This is an interesting phenomenon. I’m finding myself melancholy about not being able to blog while we’re camping this weekend! Whaa! …Hey! Proof positive that once you do something every day for a month, it becomes a habit.
I’m mostly concerned about you, my dear four readers! What if you’re sad that I’m gone? What if you leave me?
~Frances Anne Kemble:
What shall I do with all the days and hours
That must be counted ere I see thy face?
How shall I charm the interval that lowers
Between this time and that sweet time of grace?

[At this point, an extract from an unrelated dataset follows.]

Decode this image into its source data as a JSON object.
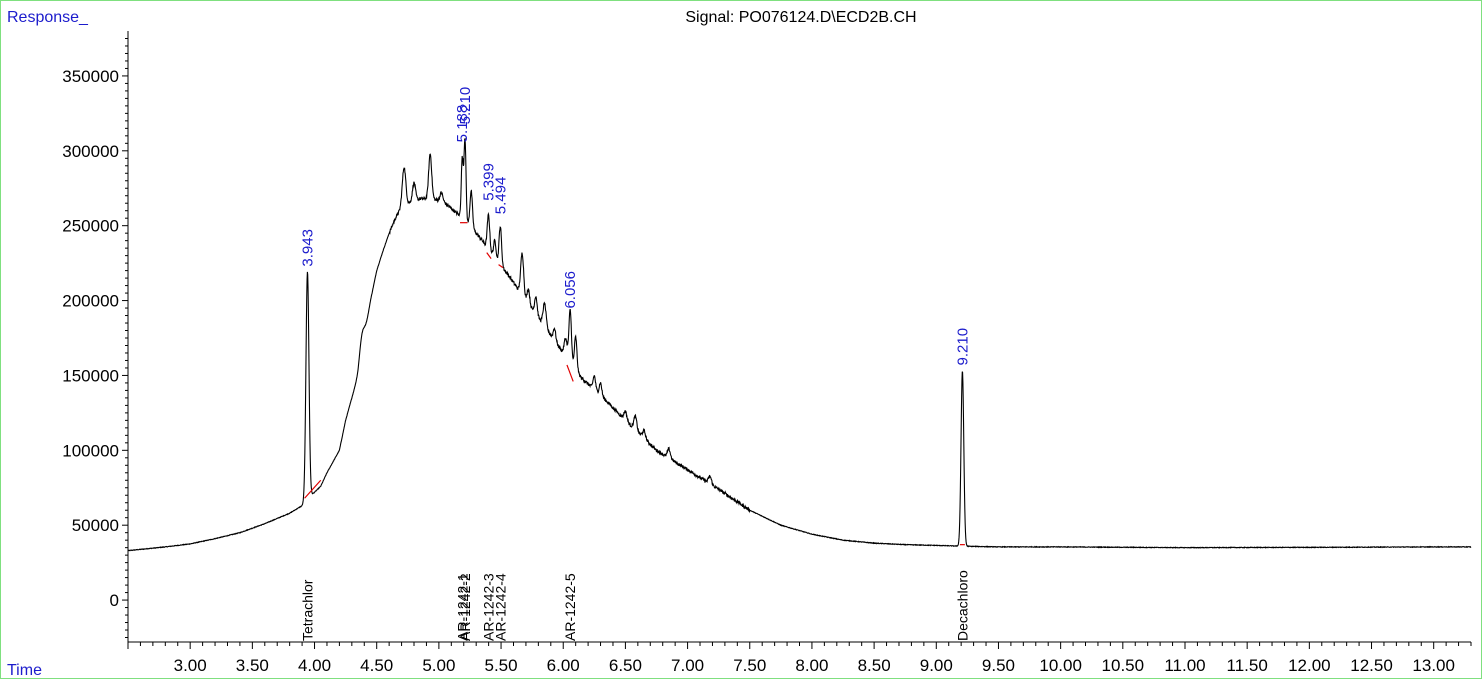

The truth is I enjoy writing this blog. It’s a nice thing to do, something for me, really—after a day like today: very busy and stressful. In my past, this kind of day would have ended with some controlled substances. But Praise God, that’s been a long time ago. There is a devil, though: today I thought about it. >_<
Who has woe?
Who has sorrow?
Who has contentions?
Who has complaints?
Who has wounds without cause?
Who has redness of eyes?
Those who linger long at the wine,
Those who go in search of mixed wine.
Do not look on the wine when it is red,
When it sparkles in the cup,
When it swirls around smoothly;
At the last it bites like a serpent,
And stings like a viper.
So, I guess you could say this blog is part of how God is setting me apart from sin, like keeping me straight and sober. And don’t worry, Dear Four. Having been married to a fisherman nearly 30 years, I can assure you: absence makes the heart grow fonder. “See” you in a couple of days!